If your dog ripped off a toenail, the good news is that the nail should grow back.  Like human nails, dog nails almost always grow back after they are ripped off.  The new nail will take a few weeks to a few months to grow in all the way, so be patient and work to keep your dog comfortable and infection-free while his new nail is growing.  Exposed nail beds are more prone to infections, which can hinder the growth of a new nail.  If your dog’s nail bed is completely exposed after a nail being ripped off, scheduling an appointment with the vet to prevent infection is a good idea.
In some cases, depending on the damage and trauma that occurred to your dog’s paw, the new nail growth may be irregular.  If the new nail looks oddly shaped or like it is at a strange angle, be extra vigilant about trimming it.  You can also check with your veterinarian if you’re concerned about the growth of the new nail.

Will a dog’s broken nail heal on its own?

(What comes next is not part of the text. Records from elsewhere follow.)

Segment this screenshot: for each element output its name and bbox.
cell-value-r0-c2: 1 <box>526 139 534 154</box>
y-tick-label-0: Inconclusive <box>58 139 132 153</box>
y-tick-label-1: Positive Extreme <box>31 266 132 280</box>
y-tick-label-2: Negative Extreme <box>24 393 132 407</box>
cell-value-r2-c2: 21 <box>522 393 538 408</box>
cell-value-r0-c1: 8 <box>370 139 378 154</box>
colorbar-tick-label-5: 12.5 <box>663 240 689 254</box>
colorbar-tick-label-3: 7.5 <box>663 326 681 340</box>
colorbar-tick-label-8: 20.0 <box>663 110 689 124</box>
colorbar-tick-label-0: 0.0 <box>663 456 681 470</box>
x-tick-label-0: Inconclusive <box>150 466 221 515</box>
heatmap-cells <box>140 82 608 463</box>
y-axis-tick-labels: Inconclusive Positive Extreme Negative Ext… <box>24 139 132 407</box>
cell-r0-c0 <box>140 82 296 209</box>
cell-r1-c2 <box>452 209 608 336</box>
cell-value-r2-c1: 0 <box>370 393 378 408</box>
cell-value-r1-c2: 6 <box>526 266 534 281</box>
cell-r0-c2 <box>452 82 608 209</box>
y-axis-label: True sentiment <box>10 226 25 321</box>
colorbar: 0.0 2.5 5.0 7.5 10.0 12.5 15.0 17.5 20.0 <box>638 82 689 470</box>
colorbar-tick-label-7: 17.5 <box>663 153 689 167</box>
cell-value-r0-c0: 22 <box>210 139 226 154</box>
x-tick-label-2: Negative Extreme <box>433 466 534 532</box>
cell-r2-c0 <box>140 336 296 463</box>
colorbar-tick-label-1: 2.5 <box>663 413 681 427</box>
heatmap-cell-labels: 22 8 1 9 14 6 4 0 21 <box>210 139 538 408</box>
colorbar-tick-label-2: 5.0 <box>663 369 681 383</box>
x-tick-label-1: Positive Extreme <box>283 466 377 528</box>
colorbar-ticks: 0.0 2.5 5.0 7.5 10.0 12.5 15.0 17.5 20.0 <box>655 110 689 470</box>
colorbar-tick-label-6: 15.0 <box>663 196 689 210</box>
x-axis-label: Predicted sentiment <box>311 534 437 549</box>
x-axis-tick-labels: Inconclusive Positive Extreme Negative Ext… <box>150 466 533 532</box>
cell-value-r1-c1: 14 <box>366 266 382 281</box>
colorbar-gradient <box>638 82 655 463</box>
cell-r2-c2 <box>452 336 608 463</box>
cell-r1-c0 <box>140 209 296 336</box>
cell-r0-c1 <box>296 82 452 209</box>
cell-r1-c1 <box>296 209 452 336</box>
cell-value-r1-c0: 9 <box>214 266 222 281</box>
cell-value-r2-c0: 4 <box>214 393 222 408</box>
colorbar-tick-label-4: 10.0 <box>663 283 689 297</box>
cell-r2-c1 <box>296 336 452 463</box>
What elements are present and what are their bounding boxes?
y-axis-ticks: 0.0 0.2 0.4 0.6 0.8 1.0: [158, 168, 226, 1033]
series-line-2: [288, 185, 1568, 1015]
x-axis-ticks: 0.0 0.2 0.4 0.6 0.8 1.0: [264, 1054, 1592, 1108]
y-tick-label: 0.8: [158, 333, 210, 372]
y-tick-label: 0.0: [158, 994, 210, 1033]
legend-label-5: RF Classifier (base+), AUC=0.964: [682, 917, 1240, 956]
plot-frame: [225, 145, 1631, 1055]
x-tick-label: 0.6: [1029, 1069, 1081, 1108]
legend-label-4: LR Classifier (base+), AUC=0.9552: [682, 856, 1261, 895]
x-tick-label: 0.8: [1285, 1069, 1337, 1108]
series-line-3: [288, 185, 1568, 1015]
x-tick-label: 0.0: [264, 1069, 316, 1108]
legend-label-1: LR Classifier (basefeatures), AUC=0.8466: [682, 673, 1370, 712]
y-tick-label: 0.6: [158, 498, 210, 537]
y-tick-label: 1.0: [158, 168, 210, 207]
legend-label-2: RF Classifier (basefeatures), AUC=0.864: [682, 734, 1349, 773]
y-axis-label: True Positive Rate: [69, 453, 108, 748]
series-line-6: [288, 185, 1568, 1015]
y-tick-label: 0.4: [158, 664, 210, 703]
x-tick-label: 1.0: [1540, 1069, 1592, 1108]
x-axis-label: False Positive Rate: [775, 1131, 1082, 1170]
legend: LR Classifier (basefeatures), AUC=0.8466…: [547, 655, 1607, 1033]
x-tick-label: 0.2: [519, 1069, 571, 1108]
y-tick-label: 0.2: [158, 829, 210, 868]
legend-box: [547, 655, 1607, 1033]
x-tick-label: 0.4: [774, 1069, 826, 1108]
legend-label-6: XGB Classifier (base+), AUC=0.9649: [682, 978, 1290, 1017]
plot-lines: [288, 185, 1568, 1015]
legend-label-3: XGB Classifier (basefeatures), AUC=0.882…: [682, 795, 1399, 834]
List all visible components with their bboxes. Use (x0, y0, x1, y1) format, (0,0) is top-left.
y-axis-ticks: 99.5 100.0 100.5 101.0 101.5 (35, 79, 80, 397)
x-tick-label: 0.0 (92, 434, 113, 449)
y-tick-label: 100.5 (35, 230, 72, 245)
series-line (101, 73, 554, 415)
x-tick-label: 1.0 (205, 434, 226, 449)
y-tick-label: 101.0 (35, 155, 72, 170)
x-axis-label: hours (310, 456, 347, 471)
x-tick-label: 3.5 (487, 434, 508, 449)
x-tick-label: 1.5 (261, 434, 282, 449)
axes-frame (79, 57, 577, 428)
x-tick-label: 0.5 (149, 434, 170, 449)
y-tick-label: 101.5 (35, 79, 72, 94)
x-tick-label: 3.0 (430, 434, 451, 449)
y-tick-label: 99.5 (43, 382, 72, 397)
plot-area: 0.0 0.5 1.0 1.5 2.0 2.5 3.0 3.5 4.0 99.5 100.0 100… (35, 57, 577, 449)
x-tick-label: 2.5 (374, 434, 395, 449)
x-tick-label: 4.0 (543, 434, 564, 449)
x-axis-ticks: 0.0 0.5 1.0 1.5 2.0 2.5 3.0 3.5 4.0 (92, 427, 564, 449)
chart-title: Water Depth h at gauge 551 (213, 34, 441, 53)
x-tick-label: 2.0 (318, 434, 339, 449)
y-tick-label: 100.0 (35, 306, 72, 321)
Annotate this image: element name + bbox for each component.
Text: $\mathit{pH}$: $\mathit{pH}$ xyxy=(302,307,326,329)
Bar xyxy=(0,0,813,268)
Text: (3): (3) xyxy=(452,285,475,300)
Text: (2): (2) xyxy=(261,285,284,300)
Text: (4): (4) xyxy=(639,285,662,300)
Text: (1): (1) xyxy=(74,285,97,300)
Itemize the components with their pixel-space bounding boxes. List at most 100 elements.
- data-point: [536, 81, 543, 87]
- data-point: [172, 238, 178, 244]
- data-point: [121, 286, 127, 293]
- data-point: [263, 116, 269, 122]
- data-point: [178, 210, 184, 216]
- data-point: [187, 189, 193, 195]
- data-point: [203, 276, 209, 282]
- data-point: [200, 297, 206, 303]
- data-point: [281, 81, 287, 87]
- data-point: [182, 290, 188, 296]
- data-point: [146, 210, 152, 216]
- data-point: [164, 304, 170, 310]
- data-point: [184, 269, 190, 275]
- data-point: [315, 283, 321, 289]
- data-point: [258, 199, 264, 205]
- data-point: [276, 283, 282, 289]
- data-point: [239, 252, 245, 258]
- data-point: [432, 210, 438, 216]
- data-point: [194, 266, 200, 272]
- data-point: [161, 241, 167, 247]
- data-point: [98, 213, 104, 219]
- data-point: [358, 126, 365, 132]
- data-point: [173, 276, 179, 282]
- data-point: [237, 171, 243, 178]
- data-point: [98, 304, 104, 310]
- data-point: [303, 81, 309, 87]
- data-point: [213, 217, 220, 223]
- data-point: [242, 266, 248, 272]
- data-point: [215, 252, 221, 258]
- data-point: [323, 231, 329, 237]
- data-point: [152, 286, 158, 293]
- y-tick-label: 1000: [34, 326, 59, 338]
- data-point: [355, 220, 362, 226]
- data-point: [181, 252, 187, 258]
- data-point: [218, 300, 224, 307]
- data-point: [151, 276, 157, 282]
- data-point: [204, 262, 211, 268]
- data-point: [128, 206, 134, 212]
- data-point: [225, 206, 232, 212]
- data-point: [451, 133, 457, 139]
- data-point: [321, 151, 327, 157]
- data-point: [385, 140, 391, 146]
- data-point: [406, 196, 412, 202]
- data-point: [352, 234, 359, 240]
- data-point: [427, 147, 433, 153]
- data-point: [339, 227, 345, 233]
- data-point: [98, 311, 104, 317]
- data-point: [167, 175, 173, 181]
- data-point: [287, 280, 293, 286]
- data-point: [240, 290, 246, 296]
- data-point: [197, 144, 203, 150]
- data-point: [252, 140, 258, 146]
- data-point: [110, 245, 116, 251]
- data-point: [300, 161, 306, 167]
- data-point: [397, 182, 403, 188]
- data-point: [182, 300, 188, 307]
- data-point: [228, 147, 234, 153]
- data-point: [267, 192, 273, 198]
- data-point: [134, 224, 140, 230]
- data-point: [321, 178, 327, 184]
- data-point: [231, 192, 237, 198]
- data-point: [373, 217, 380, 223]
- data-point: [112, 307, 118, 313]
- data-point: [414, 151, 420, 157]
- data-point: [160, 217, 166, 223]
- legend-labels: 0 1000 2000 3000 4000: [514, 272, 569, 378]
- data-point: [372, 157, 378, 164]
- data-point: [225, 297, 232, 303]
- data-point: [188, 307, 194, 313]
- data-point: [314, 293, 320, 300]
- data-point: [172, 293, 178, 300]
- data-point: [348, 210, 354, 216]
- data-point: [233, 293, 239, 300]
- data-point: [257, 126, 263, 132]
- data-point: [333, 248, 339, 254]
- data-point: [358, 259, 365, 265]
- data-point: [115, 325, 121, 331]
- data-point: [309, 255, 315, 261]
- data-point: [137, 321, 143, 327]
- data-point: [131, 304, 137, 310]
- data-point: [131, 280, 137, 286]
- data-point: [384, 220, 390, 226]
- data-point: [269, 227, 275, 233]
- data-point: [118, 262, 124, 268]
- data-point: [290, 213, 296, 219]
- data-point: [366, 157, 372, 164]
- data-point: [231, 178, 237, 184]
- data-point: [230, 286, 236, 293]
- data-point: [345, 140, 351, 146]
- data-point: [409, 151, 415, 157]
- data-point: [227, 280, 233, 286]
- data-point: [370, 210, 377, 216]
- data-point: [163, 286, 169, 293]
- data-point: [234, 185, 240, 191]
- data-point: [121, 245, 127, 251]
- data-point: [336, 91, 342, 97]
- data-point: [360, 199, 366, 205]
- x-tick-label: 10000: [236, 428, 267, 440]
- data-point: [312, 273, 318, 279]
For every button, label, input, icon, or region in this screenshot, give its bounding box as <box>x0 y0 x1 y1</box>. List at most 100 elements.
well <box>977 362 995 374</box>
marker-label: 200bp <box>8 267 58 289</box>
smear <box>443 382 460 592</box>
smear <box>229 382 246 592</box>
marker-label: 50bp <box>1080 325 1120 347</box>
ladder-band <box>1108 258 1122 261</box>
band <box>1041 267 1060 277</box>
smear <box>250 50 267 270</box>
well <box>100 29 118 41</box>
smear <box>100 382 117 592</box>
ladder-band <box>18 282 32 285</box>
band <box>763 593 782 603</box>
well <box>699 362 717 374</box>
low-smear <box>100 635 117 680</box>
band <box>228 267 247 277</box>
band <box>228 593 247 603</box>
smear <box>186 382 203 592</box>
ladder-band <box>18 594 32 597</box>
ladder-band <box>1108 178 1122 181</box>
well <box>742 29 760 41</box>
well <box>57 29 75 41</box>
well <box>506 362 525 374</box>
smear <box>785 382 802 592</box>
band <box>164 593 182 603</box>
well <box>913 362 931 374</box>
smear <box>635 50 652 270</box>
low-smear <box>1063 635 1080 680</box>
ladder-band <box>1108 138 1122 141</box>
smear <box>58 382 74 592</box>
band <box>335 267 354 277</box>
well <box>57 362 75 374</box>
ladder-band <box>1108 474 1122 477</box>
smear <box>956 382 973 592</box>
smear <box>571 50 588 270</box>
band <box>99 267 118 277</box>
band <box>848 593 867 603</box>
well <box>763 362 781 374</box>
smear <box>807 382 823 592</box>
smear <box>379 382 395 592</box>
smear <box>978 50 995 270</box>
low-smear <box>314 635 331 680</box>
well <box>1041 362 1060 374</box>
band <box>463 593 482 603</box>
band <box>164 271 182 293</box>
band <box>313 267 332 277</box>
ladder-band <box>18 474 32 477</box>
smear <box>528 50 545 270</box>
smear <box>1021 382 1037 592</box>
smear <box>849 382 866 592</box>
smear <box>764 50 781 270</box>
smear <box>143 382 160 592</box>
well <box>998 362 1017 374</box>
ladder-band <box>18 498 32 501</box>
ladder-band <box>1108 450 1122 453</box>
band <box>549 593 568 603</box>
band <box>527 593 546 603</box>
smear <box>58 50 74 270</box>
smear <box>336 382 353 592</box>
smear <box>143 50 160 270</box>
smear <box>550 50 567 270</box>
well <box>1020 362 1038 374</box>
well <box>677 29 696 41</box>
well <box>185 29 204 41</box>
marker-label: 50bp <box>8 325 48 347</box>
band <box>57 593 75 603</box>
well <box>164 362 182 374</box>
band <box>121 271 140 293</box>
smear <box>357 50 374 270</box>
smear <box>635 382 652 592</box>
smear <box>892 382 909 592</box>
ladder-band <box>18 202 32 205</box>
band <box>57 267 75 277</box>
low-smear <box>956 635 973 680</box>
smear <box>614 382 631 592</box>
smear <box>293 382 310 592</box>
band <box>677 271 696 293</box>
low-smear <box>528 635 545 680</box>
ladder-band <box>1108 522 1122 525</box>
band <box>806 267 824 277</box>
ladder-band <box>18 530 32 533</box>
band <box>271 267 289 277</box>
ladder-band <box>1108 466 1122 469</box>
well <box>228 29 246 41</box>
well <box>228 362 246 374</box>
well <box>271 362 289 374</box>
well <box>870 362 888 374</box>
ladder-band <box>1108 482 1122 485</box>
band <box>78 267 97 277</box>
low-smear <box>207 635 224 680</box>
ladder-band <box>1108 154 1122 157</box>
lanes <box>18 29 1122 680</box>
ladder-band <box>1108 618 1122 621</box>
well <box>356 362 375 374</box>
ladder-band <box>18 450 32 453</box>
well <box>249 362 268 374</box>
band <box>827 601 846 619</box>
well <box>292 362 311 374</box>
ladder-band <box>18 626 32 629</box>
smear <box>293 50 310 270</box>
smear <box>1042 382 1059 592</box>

When your dog’s toenail ripped off or cracked, you may wonder whether the nail will heal on its own.  While the nail should grow back on its own (after some time), there are still steps you as the pet parent should take to protect your dog.  
You will need to carefully remove the broken piece of nail (if it is still attached) or bring your dog to the vet to have the nail removed.  Next, you’ll need to stop the bleeding using styptic powder, cornstarch, or flour.  Once the bleeding has stopped, disinfect the area to prevent it from becoming infected.  Use warm water to clean the paw and nail area, then spray a pet-friendly antiseptic on the toe.  
Finally, bandage the paw, and change the dressing once a day to keep it clean.  If your dog won’t leave the bandage alone, you can look into using an Elizabethan collar, commonly referred to as a cone, to keep them from licking or biting at their paw.

How long does it take for a dog torn nail to heal?

The length of time it will take for a torn nail to heal can vary based on the dog, the severity of the tear, and whether the nail bed becomes infected.  In most cases, however, a new nail should grow back within a few months.